Inutile de le cacher : nous ne sommes plus dans la « colère sociale » classique. Nous sommes dans le divertissement destructeur, la « rave du chaos », la violence comme divertissement et performance sociale. La Haine ne décrit plus une haine politisée ; aujourd’hui la scène est plus dégradée et plus dangereuse, car la dévastation a aussi perdu l’alibi du désespoir et est devenue posture, jeu, rite. En ce sens le nœud de la deuxième génération n’est pas seulement quantitatif, il est qualitatif : une partie se développe dans des quartiers où l’Etat est vu comme distributeur et non comme autorité, où la figure paternelle et l’éducation sont évaporées, où la loi entre tard et mal, et où le langage de la force reste culturellement légitime, tandis que les institutions occidentales s’auto-castrent entre le sentiment de culpabilité et la peur du conflit.

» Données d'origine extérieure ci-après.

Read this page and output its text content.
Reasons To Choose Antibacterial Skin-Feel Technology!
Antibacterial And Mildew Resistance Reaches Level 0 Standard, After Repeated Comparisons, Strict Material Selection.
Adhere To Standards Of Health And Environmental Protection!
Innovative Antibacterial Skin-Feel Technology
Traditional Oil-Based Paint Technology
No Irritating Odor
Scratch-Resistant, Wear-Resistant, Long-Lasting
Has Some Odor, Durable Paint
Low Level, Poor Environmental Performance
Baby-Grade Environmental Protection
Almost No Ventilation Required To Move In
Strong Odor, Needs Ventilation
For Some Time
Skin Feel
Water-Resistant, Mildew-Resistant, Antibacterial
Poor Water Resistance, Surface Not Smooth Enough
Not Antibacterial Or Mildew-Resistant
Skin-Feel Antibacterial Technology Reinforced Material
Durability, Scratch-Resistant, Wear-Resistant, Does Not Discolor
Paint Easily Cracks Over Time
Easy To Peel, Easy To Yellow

Dire cela, ce n’est pas inventer une guerre raciale, c’est arrêter de mentir. Le système libéral a vendu l’idée que la citoyenneté administrative est suffisante pour produire l’appartenance ; il a échangé l’intégration avec l’adaptation unilatérale de l’hôte ; il a transformé les villes en non-lieux, les banlieues en casseroles à pression et les centres historiques en fêtes touristiques ; a remplacé l’autorité par le discours moral et ensuite s’étonne si la seule « autorité » qui reste à beaucoup de jeunes est celle du troupeau. A l’intérieur de ce cadre, la gauche continue à osciller entre justification et idéalisation, parce qu’elle a besoin d’un récit : soit elles sont « victimes du malaise », soit elles sont « rebelles au système ». Dans les deux cas, le résultat est la même impunité culturelle qui prépare l’impunité matérielle.